Greeks know how to run good pubs

What a pity guest and stranger are not synonymous in English as in Greek. I read John Moore's letter (31 July) on the lack of welcome at his local. We had just returned from a week in Rhodes. Demetrios, the owner of Hippocampus, our local bar there, greeted us daily as his "good friends", arm around our shoulders, chatting to us warmly and making us feel special.

Then, out of curiosity, we went to an English-run pub. We had no interaction with the English landlord beyond him serving us then taking our money, despite us being the only customers: no greeting, no conversation, no smile: so no more drinks ordered there; we returned to Demetrios's bar.

On our last night he went home at 1.30am and left us to drink up and close up with: "Have a good trip back to England, my good friends, and maybe you will come back next year?" Maybe we shall.

Michael J J Day

Settle, North Yorkshire

Steven Halden blames the tobacco ban for the demise of local pubs (letters, 24 July). The Commons Select Committee report about pub companies in May stated that MPs were astonished to find 67 per cent of the lessees surveyed earned less than £15,000 pa and over 50 per cent of the lessees who had turnover of more than £500,000 pa earned less than £15,000. The lessees may share the risks with their "pubco", but they do not appear to share the benefits.

Pubco tenants are initially attracted to run pubs by low entry costs, but many soon find making a decent living is difficult. Leases oblige them to buy alcoholic drinks from nominated suppliers at up to twice the open-market price. If a struggling tenant leaves a pub, another tenant will replace them. In the years of booming property prices this was successful, but is much less so now.
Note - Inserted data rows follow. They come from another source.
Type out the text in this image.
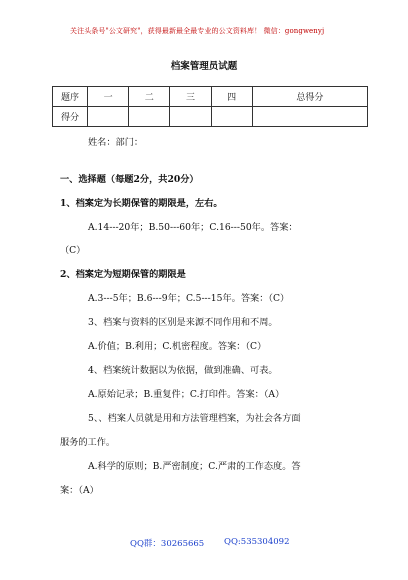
关注头条号"公文研究"，获得最新最全最专业的公文资料库！ 微信：gongwenyj
档案管理员试题
题序	一	二	三	四	总得分
得分					
姓名：部门：
一、选择题（每题2分，共20分）
1、档案定为长期保管的期限是，左右。
A.14---20年；B.50---60年；C.16---50年。答案：
（C）
2、档案定为短期保管的期限是
A.3---5年；B.6---9年；C.5---15年。答案：（C）
3、档案与资料的区别是来源不同作用和不周。
A.价值；B.利用；C.机密程度。答案：（C）
4、档案统计数据以为依据，做到准确、可表。
A.原始记录；B.重复件；C.打印件。答案：（A）
5、、档案人员就是用和方法管理档案，为社会各方面
服务的工作。
A.科学的原则；B.严密制度；C.严肃的工作态度。答
案：（A）
QQ群：30265665 QQ:535304092
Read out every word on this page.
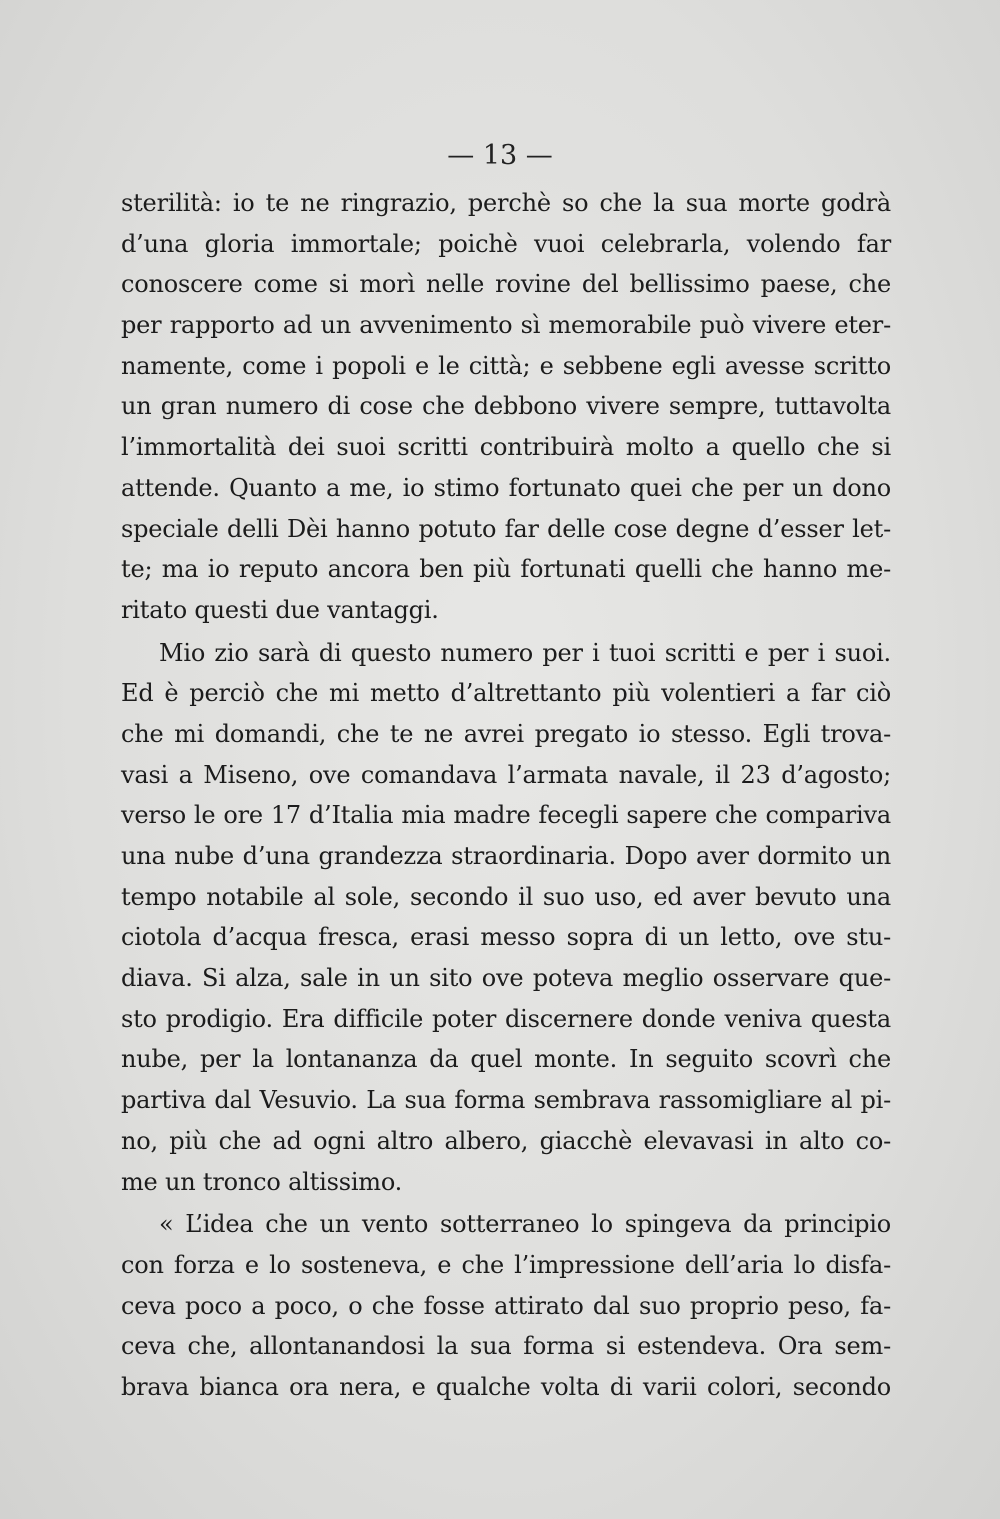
— 13 —
sterilità: io te ne ringrazio, perchè so che la sua morte godrà
d’una gloria immortale; poichè vuoi celebrarla, volendo far
conoscere come si morì nelle rovine del bellissimo paese, che
per rapporto ad un avvenimento sì memorabile può vivere eter-
namente, come i popoli e le città; e sebbene egli avesse scritto
un gran numero di cose che debbono vivere sempre, tuttavolta
l’immortalità dei suoi scritti contribuirà molto a quello che si
attende. Quanto a me, io stimo fortunato quei che per un dono
speciale delli Dèi hanno potuto far delle cose degne d’esser let-
te; ma io reputo ancora ben più fortunati quelli che hanno me-
ritato questi due vantaggi.
Mio zio sarà di questo numero per i tuoi scritti e per i suoi.
Ed è perciò che mi metto d’altrettanto più volentieri a far ciò
che mi domandi, che te ne avrei pregato io stesso. Egli trova-
vasi a Miseno, ove comandava l’armata navale, il 23 d’agosto;
verso le ore 17 d’Italia mia madre fecegli sapere che compariva
una nube d’una grandezza straordinaria. Dopo aver dormito un
tempo notabile al sole, secondo il suo uso, ed aver bevuto una
ciotola d’acqua fresca, erasi messo sopra di un letto, ove stu-
diava. Si alza, sale in un sito ove poteva meglio osservare que-
sto prodigio. Era difficile poter discernere donde veniva questa
nube, per la lontananza da quel monte. In seguito scovrì che
partiva dal Vesuvio. La sua forma sembrava rassomigliare al pi-
no, più che ad ogni altro albero, giacchè elevavasi in alto co-
me un tronco altissimo.
« L’idea che un vento sotterraneo lo spingeva da principio
con forza e lo sosteneva, e che l’impressione dell’aria lo disfa-
ceva poco a poco, o che fosse attirato dal suo proprio peso, fa-
ceva che, allontanandosi la sua forma si estendeva. Ora sem-
brava bianca ora nera, e qualche volta di varii colori, secondo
The tobacco ban, alas, is just another nail in the coffin.

Richard Ward

London SE13

Without seemingly realising it, Eric Chadwick (letters, 3 August) highlights the devastation caused to the British pub industry by the smoking ban. It was the five-pint-a-night man with his tin of roll-ups rather than the occasional drinker who kept these establishments in business.

And, before long, unless there's a rethink and smokers are catered for in licensed premises, Eric will have nowhere to enjoy his pint or two and maybe a meal in comfort. A little common sense and less selfishness and there's room for both; ask the Spanish.

Terence Roy Smith

Biggleswade, Bedfordshire

Briefly...

Dangerous hunters

It is not just an incredible rudeness which demonstrates a blatant disregard for others among hunters (letters, 5 August), but their dangerous behaviour. Living in rural Norfolk, I have witnessed those shooting game, quite casually, aim across roads, and I find numerous cartridges in my garden.

Mitya Pearson

Langley, Norfolk

Done by digital

Yet another glossy booklet arrived yesterday from Digital UK about our switchover in November. Tucked away on page 16 is the surprising information that some older digital boxes and TVs will then stop working. I contacted Digital UK and, sure enough, mine is one of them. So, for years, I've been able to get all the digital channels, but as soon as they become the only channels available I won't be able to get any.

Ken Ford

Blackburn

Rook hook solution

It has been discovered that rooks were able to "fashion a simple tool out of wire to help them retrieve food from an empty container" (report, 6 August). With an abundance of wire and empty containers in the world, I cannot understand why this technique can't be replicated on a wider scale to eliminate famine for good.

Chris O'Byrne

Redhill, Surrey

Let hacker stay

If the Americans could seen fit to offer a job to Werner von Braun, the Nazi rocket expert (whose last V2 of the war damn near killed me), why can't they act similarly in the case of the hacker Gary McKinnon, rather than contemplate uselessly banging him up for 60 years? In today's electronic age, the job could, presumably, be done while he remained domiciled on British soil. Perhaps part of the answer is that von Braun's devastating rockets had not been aimed at America.

Michael Edwards

London SW20

Now read it

In response to Tom Sutcliffe's request for great last lines (31 July), might I draw attention to the poignant economy of the last words of the poem "Home is so Sad" by Philip Larkin? The words: "That vase". If you don't already know the poem, how can you not want to read it now?